USCA Marketing Committee Chair Allan Sents commented, “The need to evaluate the current state of the livestock marketplace is real; however, the changes proposed by the CME Group, as announced this week, will not address the concerns of producers across the country. Rather, the proposal to switch to a cash settlement is a step in the wrong direction. Price Discovery achieved from actively traded futures contracts with multiple buyers and sellers far outweighs an increasingly thinner traded cash market.”
“The proposed changes will do nothing to impact the amount of high frequency, overly speculative trading, which is one of the real issues that must be addressed if we are to achieve market stability.

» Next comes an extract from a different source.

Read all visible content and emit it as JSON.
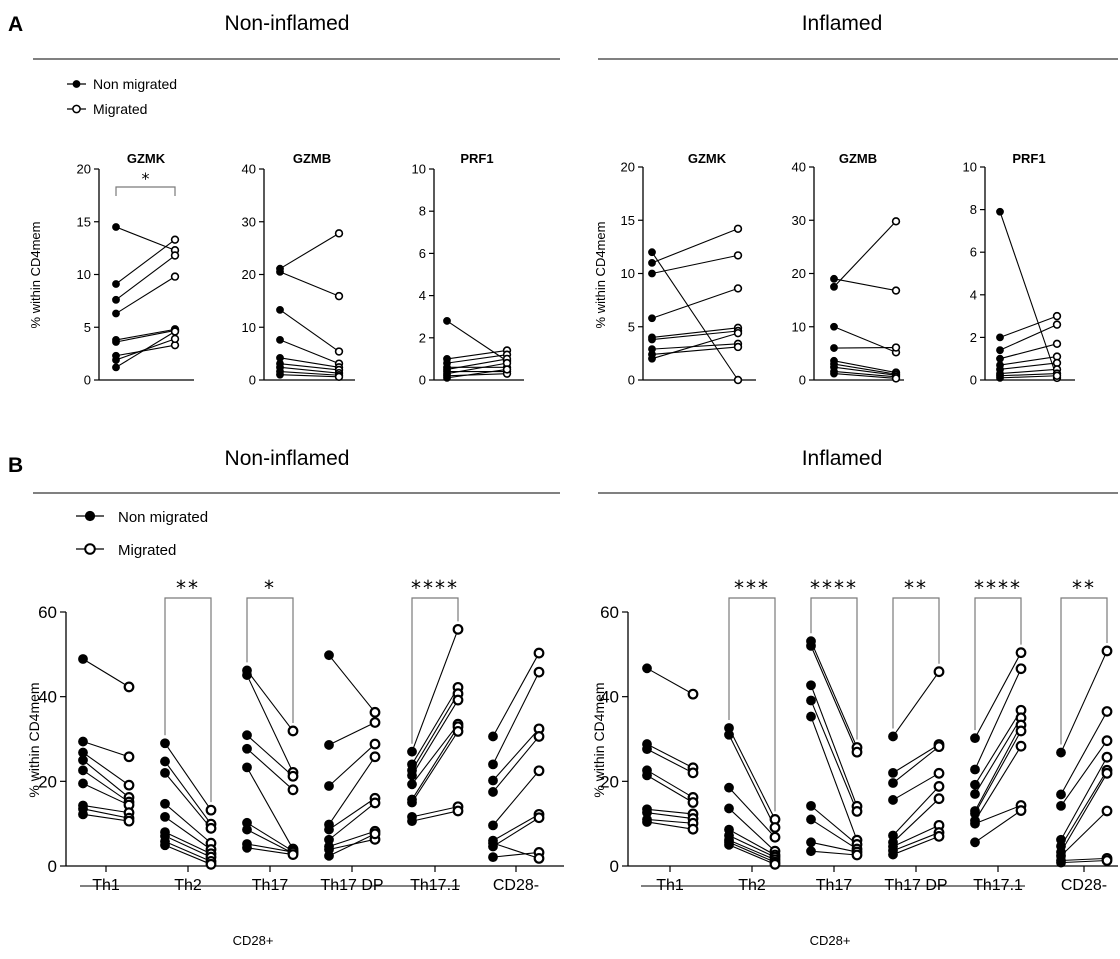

Efforts must instead be made toward encouraging “long” participation and addressing the many issues currently within the futures market, not the settlement process.”
Sents concluded, “The CME Group, industry stakeholders, and producers across the country must acknowledge the significant issues within today’s livestock market. Until a hard review and assessment of these issues is taken, our country’s producers will continue to feel the consequences on their bottom line.”